Wait!! I think I'm starting to understand how your idea makes even more sense. A key observation is that when the ooma hub goes down, **all** my internet connections go down, including the ones directly plugged into the router in Config #2, in which the ooma hub and another computer are plugged into the router, which is plugged into the modem. Offhand, I do not recall what MAC my router presents to the cable modem. But if anything -- and ooma is the only variable different from my previous LAN -- causes my router to change the MAC address it presents to the cable modem...BOOM! The cable modem cuts my LAN off from the COX network. But connections within my LAN would continue to work. This matches what I see. The question is... Is it plausible that the act of connecting the ooma to the router would induce the router to change it's upstream MAC at what appear to be random (or at least variable) intervals.

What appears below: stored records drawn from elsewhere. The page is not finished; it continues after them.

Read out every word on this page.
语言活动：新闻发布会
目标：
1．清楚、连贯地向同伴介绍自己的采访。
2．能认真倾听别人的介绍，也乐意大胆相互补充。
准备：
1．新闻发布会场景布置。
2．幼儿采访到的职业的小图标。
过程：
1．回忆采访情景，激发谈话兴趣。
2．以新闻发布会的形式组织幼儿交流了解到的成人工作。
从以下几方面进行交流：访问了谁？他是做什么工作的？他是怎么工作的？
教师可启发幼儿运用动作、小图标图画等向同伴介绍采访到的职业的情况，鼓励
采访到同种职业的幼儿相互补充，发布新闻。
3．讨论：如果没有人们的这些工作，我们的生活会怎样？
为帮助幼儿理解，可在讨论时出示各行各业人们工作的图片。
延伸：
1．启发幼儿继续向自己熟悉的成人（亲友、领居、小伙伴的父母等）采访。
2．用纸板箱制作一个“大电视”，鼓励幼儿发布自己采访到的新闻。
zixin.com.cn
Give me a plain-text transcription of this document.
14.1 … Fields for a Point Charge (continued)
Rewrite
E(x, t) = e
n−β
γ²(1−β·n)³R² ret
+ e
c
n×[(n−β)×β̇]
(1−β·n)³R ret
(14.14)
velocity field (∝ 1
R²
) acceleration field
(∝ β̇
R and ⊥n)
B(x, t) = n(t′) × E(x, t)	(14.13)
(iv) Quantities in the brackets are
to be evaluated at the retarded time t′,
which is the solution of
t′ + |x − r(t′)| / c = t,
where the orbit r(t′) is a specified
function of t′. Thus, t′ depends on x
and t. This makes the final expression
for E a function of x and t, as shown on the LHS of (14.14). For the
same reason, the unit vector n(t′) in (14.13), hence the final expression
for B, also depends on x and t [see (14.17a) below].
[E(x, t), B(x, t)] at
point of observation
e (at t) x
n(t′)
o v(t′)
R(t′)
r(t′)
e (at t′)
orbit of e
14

I am beginning to think that my next steps are (1) manually log the router's upstream MAC before and after outages (I can do this, because I can always connect to the router's status page) and (2) swap out the router, because even if it *says* it's using a fixed MAC, that does not mean it isn't going flaky. If all that fails, then I really will be exchanging my ooma hub.
I may be slow, but I prefer the term "deliberate."